Why is it controversial... Why is it "extreme" in ANY sense to argue for a reduction of the state's power to bankrupt the nation and to keep us in a perpetual state of warfare? Why would it be "extreme" in any way to argue against the kind of government and politicians who have failed at every turn to bring about a more prosperous or secure nation, and who believe that every aspect of people's lives should be subject to the fiat whims of a ruling elite?
I am far more "extreme" than either Ron Paul or Dennis Kucinich, but as fairly strict Constitutionalists, both of those men are far closer to advocating anything I find remotely sane than the vast majority of politicians who I've met since being in Washington, much less of those (others) running for political office... And yet, I find neither Paul (or his son) nor Kucinich to be remotely controversial or extreme in their positions.
How have we gotten to a point where a relatively principled defense of liberty and the Constitution is an "extremist" view? What sad world is this?
The final point, Mr. Koerner makes is yet another I have made for years. The political spectrum is divided into "left" and "right" extremely haphazardly, and perpetuating the false dichotomy doesn't really help.

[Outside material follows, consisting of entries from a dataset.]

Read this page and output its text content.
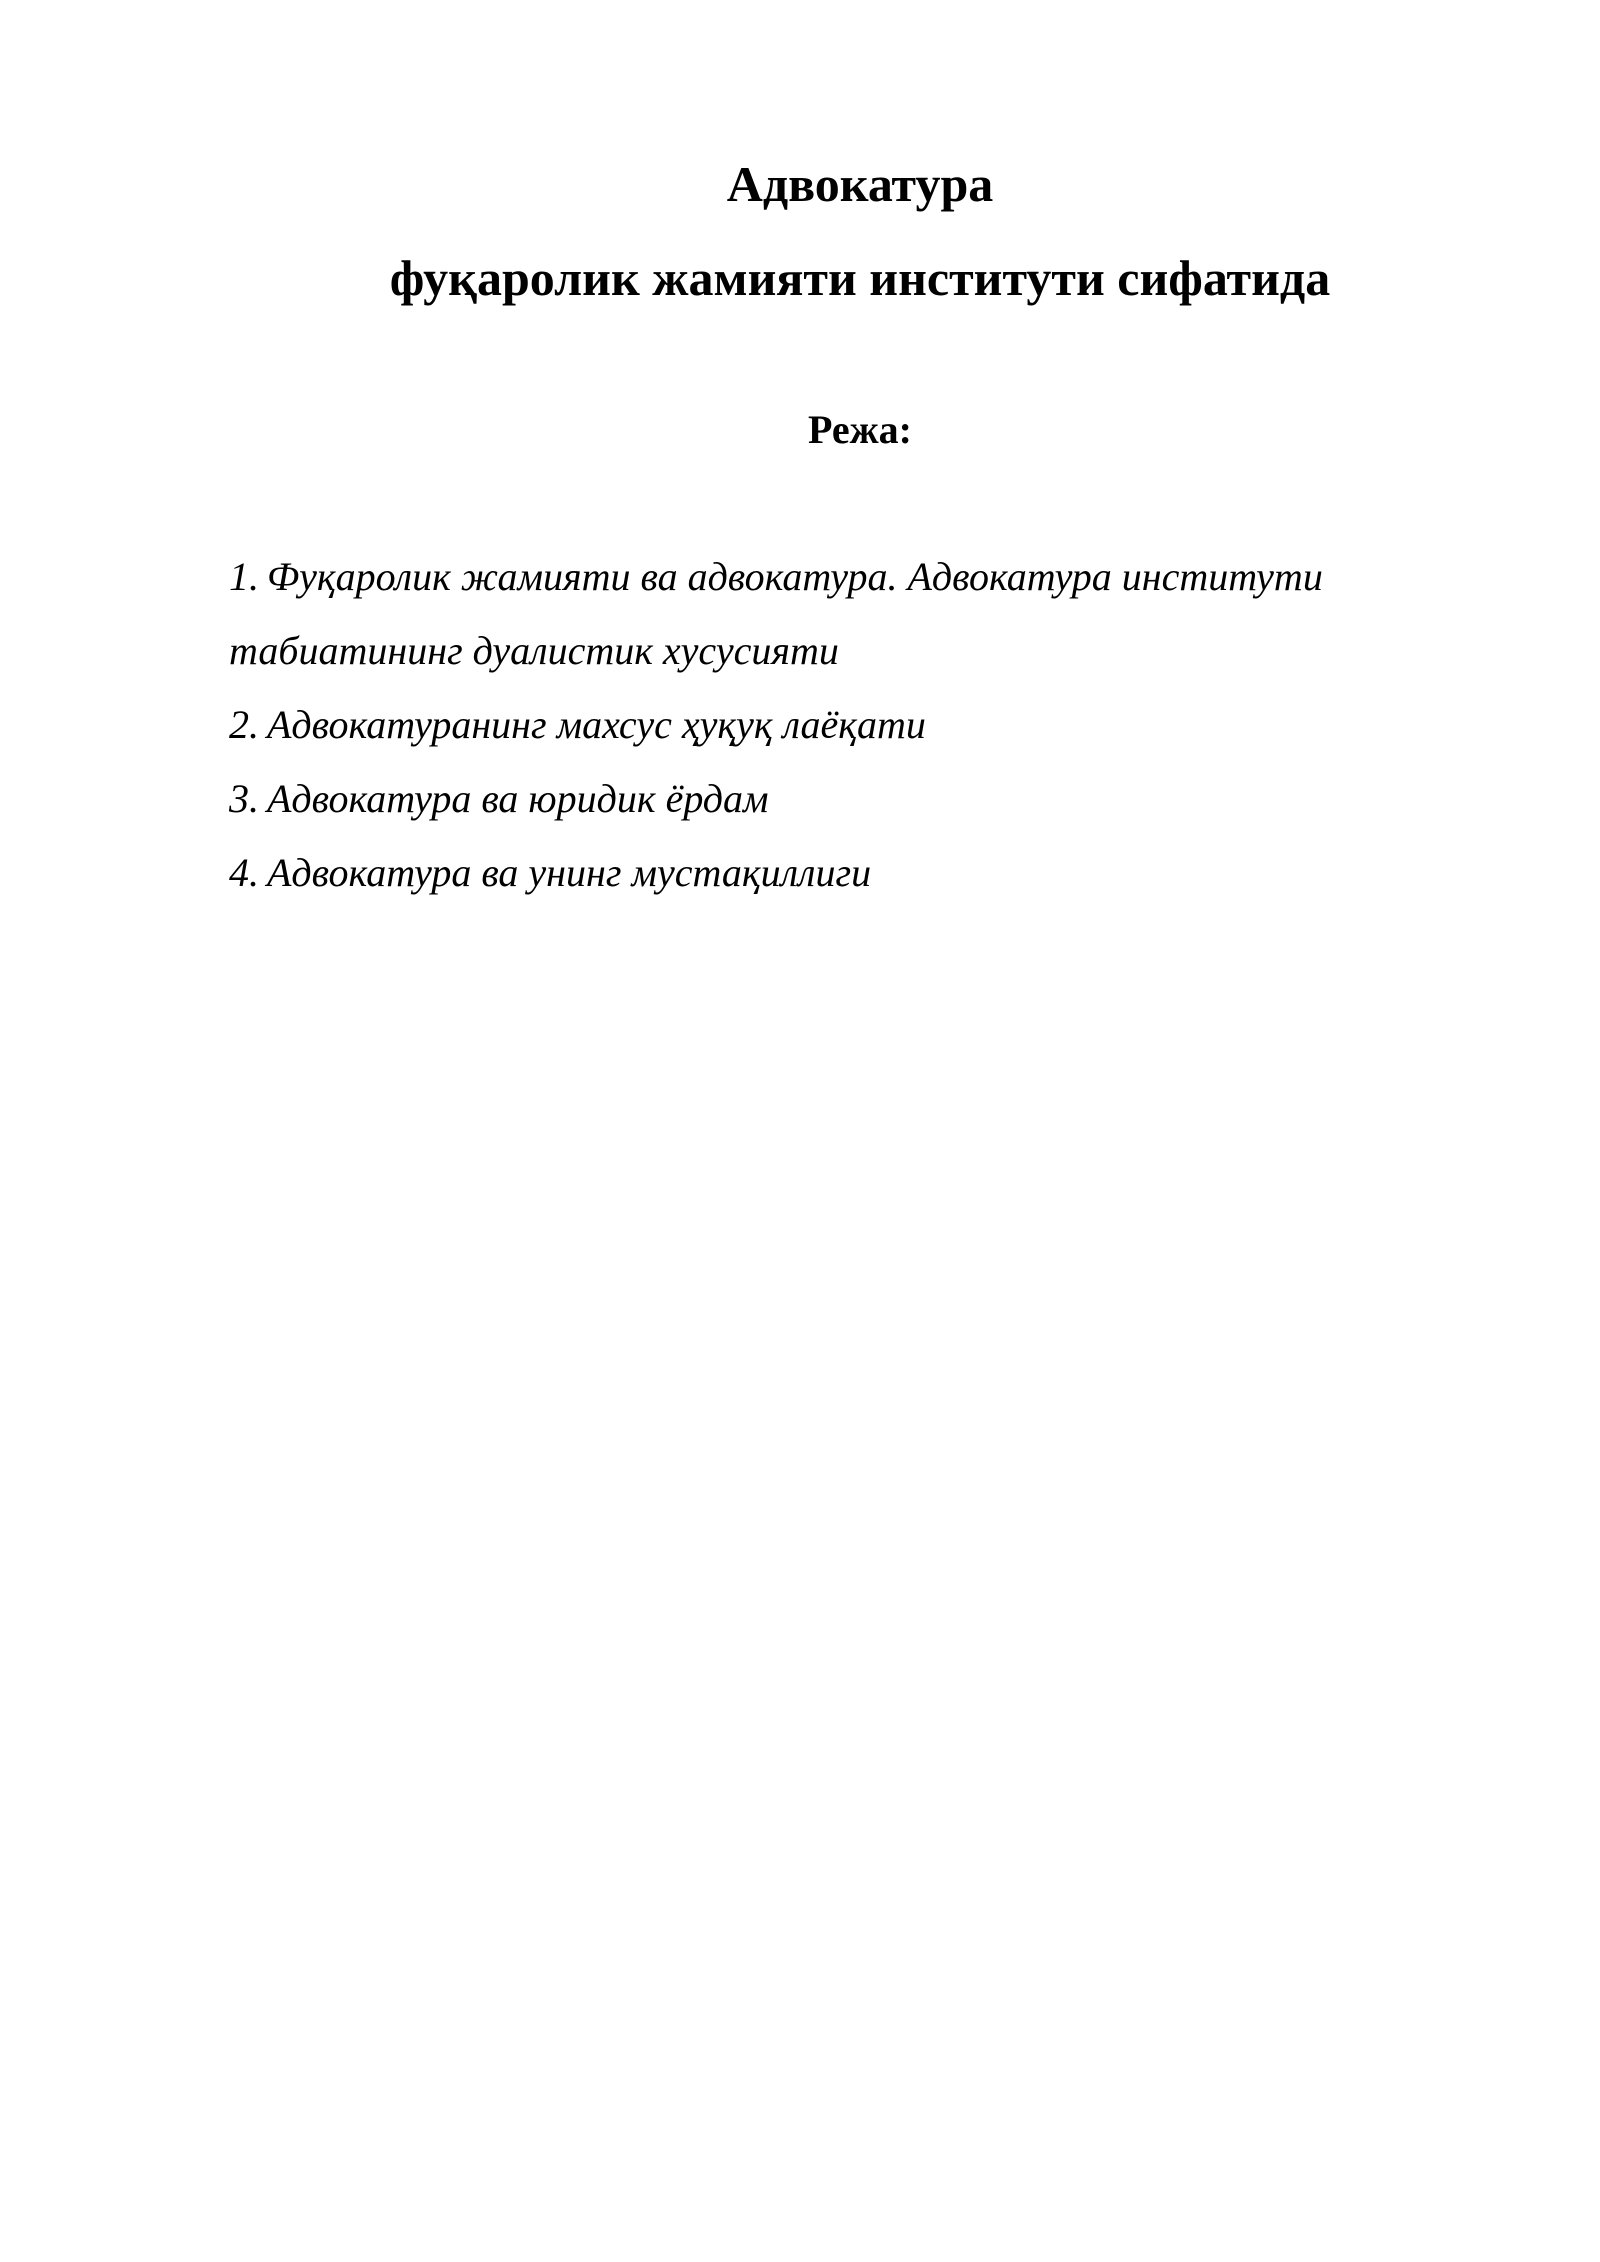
Адвокатура
фуқаролик жамияти институти сифатида
Режа:
1. Фуқаролик жамияти ва адвокатура. Адвокатура институти табиатининг дуалистик хусусияти
2. Адвокатуранинг махсус ҳуқуқ лаёқати
3. Адвокатура ва юридик ёрдам
4. Адвокатура ва унинг мустақиллиги
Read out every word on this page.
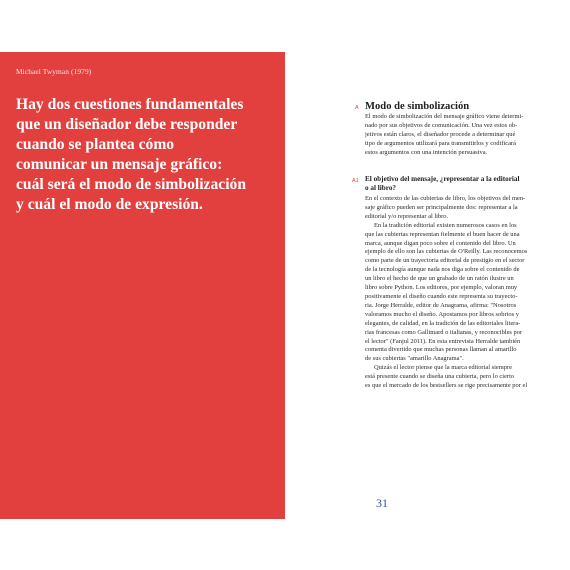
Michael Twyman (1979)
Hay dos cuestiones fundamentales
que un diseñador debe responder
cuando se plantea cómo
comunicar un mensaje gráfico:
cuál será el modo de simbolización
y cuál el modo de expresión.
A Modo de simbolización
El modo de simbolización del mensaje gráfico viene determi-
nado por sus objetivos de comunicación. Una vez estos ob-
jetivos están claros, el diseñador procede a determinar qué
tipo de argumentos utilizará para transmitirlos y codificará
estos argumentos con una intención persuasiva.
A1 El objetivo del mensaje, ¿representar a la editorial
o al libro?
En el contexto de las cubiertas de libro, los objetivos del men-
saje gráfico pueden ser principalmente dos: representar a la
editorial y/o representar al libro.
En la tradición editorial existen numerosos casos en los
que las cubiertas representan fielmente el buen hacer de una
marca, aunque digan poco sobre el contenido del libro. Un
ejemplo de ello son las cubiertas de O'Reilly. Las reconocemos
como parte de un trayectoria editorial de prestigio en el sector
de la tecnología aunque nada nos diga sobre el contenido de
un libro el hecho de que un grabado de un ratón ilustre un
libro sobre Python. Los editores, por ejemplo, valoran muy
positivamente el diseño cuando este representa su trayecto-
ria. Jorge Herralde, editor de Anagrama, afirma: "Nosotros
valoramos mucho el diseño. Apostamos por libros sobrios y
elegantes, de calidad, en la tradición de las editoriales litera-
rias francesas como Gallimard o italianas, y reconocibles por
el lector" (Fanjul 2011). En esta entrevista Herralde también
comenta divertido que muchas personas llaman al amarillo
de sus cubiertas "amarillo Anagrama".
Quizás el lector piense que la marca editorial siempre
está presente cuando se diseña una cubierta, pero lo cierto
es que el mercado de los bestsellers se rige precisamente por el
31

"The Constitution is not left or right-wing, and both Left and Right are starting to see that the most egregious acts that have been performed in the interest of the governing and the financial classes have in common that they defy the Constitution, typically by violating the rights of some for the benefit of others.Sadly, I see the push to ignore Dr. Paul every day, and it's rather frustrating. Watching the media, mainstream and otherwise, deliberately disregard the man is obnoxious, though I take some solace in the knowledge that the medias days as gate-keepers to political candidates are seriously numbered.
"First, Do No Harm," is the Constitution in four words, and should be the rallying cry of conservative liberals everywhere.
The so-called "radicals" like Paul and Kucinich who appear through the old left-right filter to be so different, are more importantly defined by what they have in common -- a principled attempt to protect American Constitutional rights that, while radical in 1776, should not even be up for discussion today.
Of the men I've mentioned, the darling of Constitutionalists today is Ron Paul. He has so far out-raised all of the potential GOP candidates for 2012, even while many of the MSM continue to conduct their polls (among likely Republican voters) often times without even including his name. I don't know exactly what that means, but I know it means something, and I like it."
That's right. A blimp! |
The truly disappointing aspect of this process is that their picks for people who are "electable" are thoroughly uninteresting asshats like Tim Pawlenty... So I'm going to make a prediction here about the 2012 election.
If the GOP puts up another establishment Republican... a neocon, corporatist, war-mongering jagweed... as they tend to do, they will lose spectacularly against a virtually identical Barack Obama.
Obama is every bit a neocon as anybody I've ever seen. He's been a huge benefactor to Wall Street, he's been a huge benefactor to the Military Industrial Complex. He's expanded wars, eroded liberties and bankrupted this country faster - by far - than even George W. Bush did.
But he's a masterful campaigner. Brilliant... Genius, even. He's personally likable, he's currently got "the youth vote" in droves, and he's an incumbent. If the Republican party runs somebody who is a watered down version of Obama, they don't stand the slightest chance. The only person I personally see with even the slightest shot is somebody like Ron Paul who has a record that can be taken seriously on corporatism, on the Fed, on foreign policy... I know a lot of Republicans disagree that he can be taken seriously on foreign policy, but I think they're all missing the obvious points on that score.
I think that if someone like Ron Paul was in an election against Obama, he would win. He beats Obama on every single campaign promise Obama has failed to live up to, and he does it with a deep understanding of economics and liberty.